Chris nods, impressed.
Ella says, “Seventy-Eighth. That’s near the Shakespeare Garden.”
That’s confirmed when the camera focuses on a small plaque surrounded by beautiful flowers and featuring a quote from The Winter’s Tale.
“How far away are we?” asks Chris.
Ella stares out the window looking for street signs. “Five minutes.”
In the stop-start traffic, her mind goes to her childhood, watching Shakespeare in the Park with her father and big brother. Renting remote-control boats at the pond, Shane standing too close to the water’s edge, even then flirting with danger. The two of them climbing the rocks, Dad calling after them to be careful.
The cab pulls up at Seventy-Second and Central Park West. Ella pays the driver and they vault out of the car.
She looks about. Another image comes to her. During breaks from college, trolling the park after midnight. A perilous endeavor, even in the much safer era of NYC. Essentially, tempting someone to try it. She’d find the darkest sections—the Ramble, the North Woods, the ruins—and walk alone. Pepper spray at the ready, she’d think: go ahead, just you try.

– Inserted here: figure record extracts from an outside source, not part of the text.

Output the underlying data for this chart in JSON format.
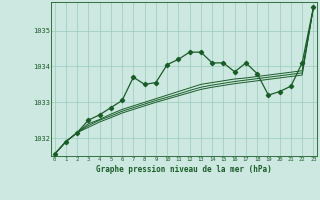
{
  "title": "Graphe pression niveau de la mer (hPa)",
  "hours": [
    0,
    1,
    2,
    3,
    4,
    5,
    6,
    7,
    8,
    9,
    10,
    11,
    12,
    13,
    14,
    15,
    16,
    17,
    18,
    19,
    20,
    21,
    22,
    23
  ],
  "x_labels": [
    "0",
    "1",
    "2",
    "3",
    "4",
    "5",
    "6",
    "7",
    "8",
    "9",
    "10",
    "11",
    "12",
    "13",
    "14",
    "15",
    "16",
    "17",
    "18",
    "19",
    "20",
    "21",
    "22",
    "23"
  ],
  "series_main": [
    1031.55,
    1031.9,
    1032.15,
    1032.5,
    1032.65,
    1032.85,
    1033.05,
    1033.7,
    1033.5,
    1033.55,
    1034.05,
    1034.2,
    1034.4,
    1034.4,
    1034.1,
    1034.1,
    1033.85,
    1034.1,
    1033.8,
    1033.2,
    1033.3,
    1033.45,
    1034.1,
    1035.65
  ],
  "series_line1": [
    1031.55,
    1031.9,
    1032.15,
    1032.4,
    1032.52,
    1032.67,
    1032.8,
    1032.9,
    1033.0,
    1033.1,
    1033.2,
    1033.3,
    1033.4,
    1033.5,
    1033.55,
    1033.6,
    1033.65,
    1033.68,
    1033.72,
    1033.76,
    1033.8,
    1033.84,
    1033.88,
    1035.65
  ],
  "series_line2": [
    1031.55,
    1031.9,
    1032.15,
    1032.35,
    1032.5,
    1032.62,
    1032.75,
    1032.85,
    1032.95,
    1033.05,
    1033.14,
    1033.23,
    1033.33,
    1033.42,
    1033.48,
    1033.53,
    1033.58,
    1033.62,
    1033.66,
    1033.7,
    1033.74,
    1033.78,
    1033.82,
    1035.65
  ],
  "series_line3": [
    1031.55,
    1031.9,
    1032.15,
    1032.3,
    1032.45,
    1032.57,
    1032.7,
    1032.8,
    1032.9,
    1033.0,
    1033.09,
    1033.18,
    1033.27,
    1033.36,
    1033.42,
    1033.47,
    1033.52,
    1033.56,
    1033.6,
    1033.64,
    1033.68,
    1033.72,
    1033.76,
    1035.65
  ],
  "ylim": [
    1031.5,
    1035.8
  ],
  "yticks": [
    1032,
    1033,
    1034,
    1035
  ],
  "bg_color": "#cce8e0",
  "grid_color": "#99ccbb",
  "line_color": "#1a5c28",
  "title_color": "#1a5c28",
  "label_color": "#1a5c28"
}
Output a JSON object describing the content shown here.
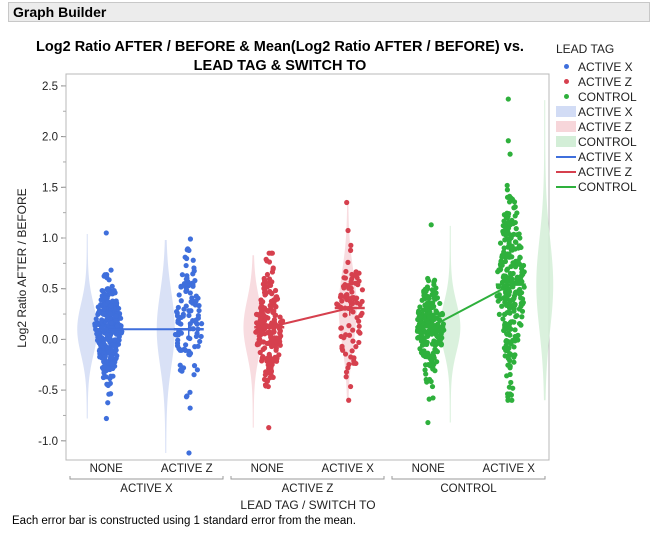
{
  "header": {
    "title": "Graph Builder"
  },
  "chart_data": {
    "type": "scatter",
    "title": "Log2 Ratio AFTER / BEFORE & Mean(Log2 Ratio AFTER / BEFORE) vs. LEAD TAG & SWITCH TO",
    "ylabel": "Log2 Ratio AFTER / BEFORE",
    "xlabel": "LEAD TAG / SWITCH TO",
    "ylim": [
      -1.1,
      2.6
    ],
    "yticks": [
      "2.5",
      "2.0",
      "1.5",
      "1.0",
      "0.5",
      "0.0",
      "-0.5",
      "-1.0"
    ],
    "ytick_values": [
      2.5,
      2.0,
      1.5,
      1.0,
      0.5,
      0.0,
      -0.5,
      -1.0
    ],
    "groups": [
      {
        "label": "ACTIVE X",
        "color": "#3F6FDC",
        "fill": "#D2DCF5",
        "categories": [
          {
            "label": "NONE",
            "mean": 0.1,
            "sd": 0.25,
            "min": -0.78,
            "max": 1.05
          },
          {
            "label": "ACTIVE Z",
            "mean": 0.1,
            "sd": 0.36,
            "min": -1.12,
            "max": 0.99
          }
        ]
      },
      {
        "label": "ACTIVE Z",
        "color": "#D6404E",
        "fill": "#F7D6DA",
        "categories": [
          {
            "label": "NONE",
            "mean": 0.12,
            "sd": 0.27,
            "min": -0.87,
            "max": 0.85
          },
          {
            "label": "ACTIVE X",
            "mean": 0.31,
            "sd": 0.36,
            "min": -0.6,
            "max": 1.35
          }
        ]
      },
      {
        "label": "CONTROL",
        "color": "#2EB03C",
        "fill": "#D3EED7",
        "categories": [
          {
            "label": "NONE",
            "mean": 0.12,
            "sd": 0.24,
            "min": -0.82,
            "max": 1.13
          },
          {
            "label": "ACTIVE X",
            "mean": 0.54,
            "sd": 0.45,
            "min": -0.6,
            "max": 2.37
          }
        ]
      }
    ],
    "legend": {
      "title": "LEAD TAG",
      "placement": "right",
      "points": [
        "ACTIVE X",
        "ACTIVE Z",
        "CONTROL"
      ],
      "contours": [
        "ACTIVE X",
        "ACTIVE Z",
        "CONTROL"
      ],
      "lines": [
        "ACTIVE X",
        "ACTIVE Z",
        "CONTROL"
      ]
    },
    "footnote": "Each error bar is constructed using 1 standard error from the mean."
  }
}
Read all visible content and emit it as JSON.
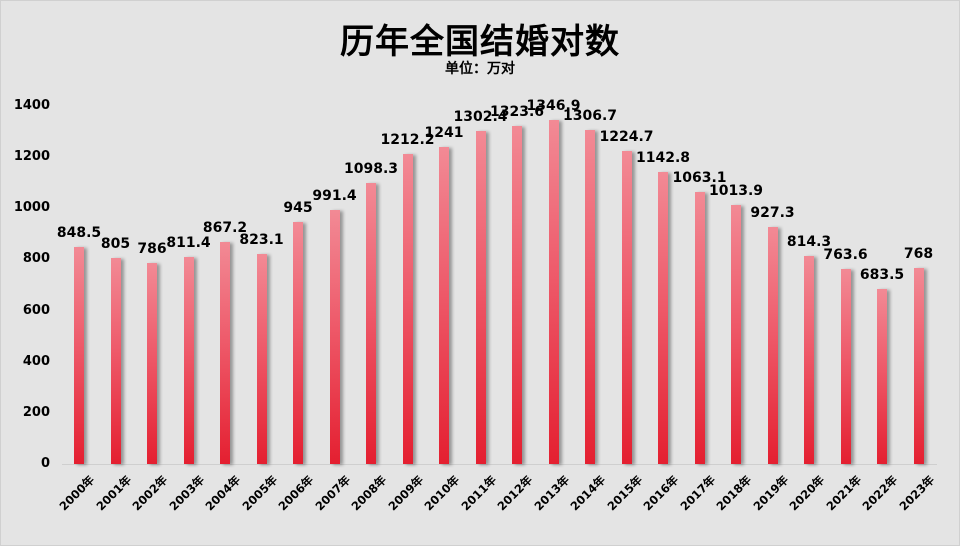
{
  "chart": {
    "title": "历年全国结婚对数",
    "subtitle": "单位：万对"
  },
  "colors": {
    "background": "#e4e4e4",
    "bar_top": "#f28a95",
    "bar_bottom": "#e41f30",
    "text": "#000000"
  },
  "chart_data": {
    "type": "bar",
    "title": "历年全国结婚对数",
    "subtitle": "单位：万对",
    "xlabel": "",
    "ylabel": "",
    "ylim": [
      0,
      1400
    ],
    "yticks": [
      0,
      200,
      400,
      600,
      800,
      1000,
      1200,
      1400
    ],
    "grid": false,
    "legend": null,
    "categories": [
      "2000年",
      "2001年",
      "2002年",
      "2003年",
      "2004年",
      "2005年",
      "2006年",
      "2007年",
      "2008年",
      "2009年",
      "2010年",
      "2011年",
      "2012年",
      "2013年",
      "2014年",
      "2015年",
      "2016年",
      "2017年",
      "2018年",
      "2019年",
      "2020年",
      "2021年",
      "2022年",
      "2023年"
    ],
    "values": [
      848.5,
      805,
      786,
      811.4,
      867.2,
      823.1,
      945,
      991.4,
      1098.3,
      1212.2,
      1241,
      1302.4,
      1323.6,
      1346.9,
      1306.7,
      1224.7,
      1142.8,
      1063.1,
      1013.9,
      927.3,
      814.3,
      763.6,
      683.5,
      768
    ],
    "data_labels": [
      "848.5",
      "805",
      "786",
      "811.4",
      "867.2",
      "823.1",
      "945",
      "991.4",
      "1098.3",
      "1212.2",
      "1241",
      "1302.4",
      "1323.6",
      "1346.9",
      "1306.7",
      "1224.7",
      "1142.8",
      "1063.1",
      "1013.9",
      "927.3",
      "814.3",
      "763.6",
      "683.5",
      "768"
    ]
  }
}
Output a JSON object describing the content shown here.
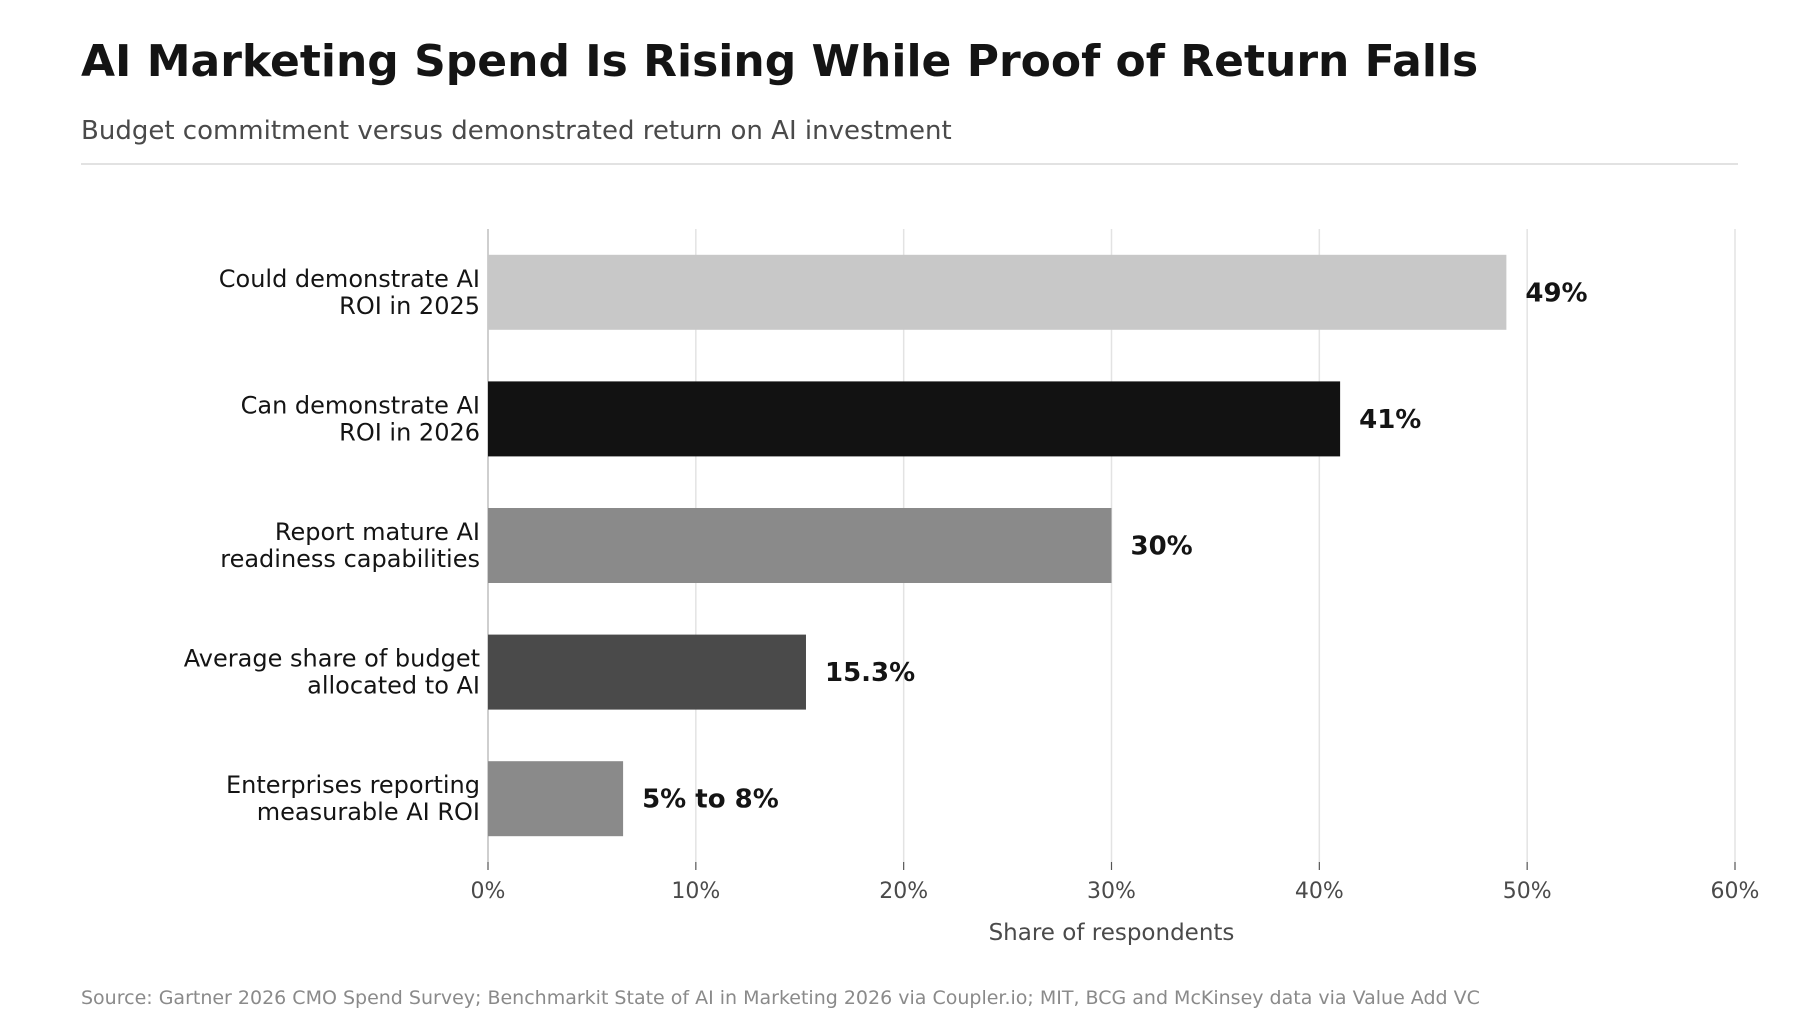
{
  "title": "AI Marketing Spend Is Rising While Proof of Return Falls",
  "subtitle": "Budget commitment versus demonstrated return on AI investment",
  "source": "Source: Gartner 2026 CMO Spend Survey; Benchmarkit State of AI in Marketing 2026 via Coupler.io; MIT, BCG and McKinsey data via Value Add VC",
  "chart_data": {
    "type": "bar",
    "orientation": "horizontal",
    "categories": [
      [
        "Could demonstrate AI",
        "ROI in 2025"
      ],
      [
        "Can demonstrate AI",
        "ROI in 2026"
      ],
      [
        "Report mature AI",
        "readiness capabilities"
      ],
      [
        "Average share of budget",
        "allocated to AI"
      ],
      [
        "Enterprises reporting",
        "measurable AI ROI"
      ]
    ],
    "values": [
      49,
      41,
      30,
      15.3,
      6.5
    ],
    "value_labels": [
      "49%",
      "41%",
      "30%",
      "15.3%",
      "5% to 8%"
    ],
    "colors": [
      "#c8c8c8",
      "#121212",
      "#8a8a8a",
      "#4a4a4a",
      "#8a8a8a"
    ],
    "xlabel": "Share of respondents",
    "ylabel": "",
    "xlim": [
      0,
      60
    ],
    "xticks": [
      0,
      10,
      20,
      30,
      40,
      50,
      60
    ],
    "xtick_labels": [
      "0%",
      "10%",
      "20%",
      "30%",
      "40%",
      "50%",
      "60%"
    ],
    "grid": "vertical",
    "legend": "none"
  }
}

It was her way to take back control, but it never eradicated the fear in her bones.
She stands close to Chris, examining the phone, then walks ahead of him.
On the screen, Mr. Nirvana is talking again: “This is the Whisper Bench, one of twelve secrets of the park I’ll cover in the next twelve hours. All night in Central Park!”
The vlogger places the camera at one end of the curved stone bench then goes to the far end, his back to the camera. In a soft voice, he says, “The secret here is that if you whisper on this end, you can hear it all the way over there where my camera is. Can you hear me?”
“This way.” Ella yanks Chris toward the Whisper Bench, just west of Belvedere Castle, which she marveled at as a girl.
As they run, Chris looks down at the screen, then up at their surroundings, then down again. They’re not the only ones tracking Nirvana. They need to find him before his fans chase him off.
“There!”
Chris points at a figure. The man is holding up a camera that has a light mounted to it, shining like a spotlight in the darkness.
The man is about twenty yards away. They’re getting closer. Chris stops unexpectedly, seemingly lost in thought. Like this is a moment he’s dreamed about, and it’s about to happen.
The light disappears; the vlogger either turned it off or rounded the corner. The livestream has a slight delay. Ella looks up from the screen to Chris.
“He’s just around the corner ahead. You ready?”
Chris drags a hand slowly over his face. Ella is concerned. He’s still looking ashen, slightly out of it. He’s concussed and the exertion might even be dangerous.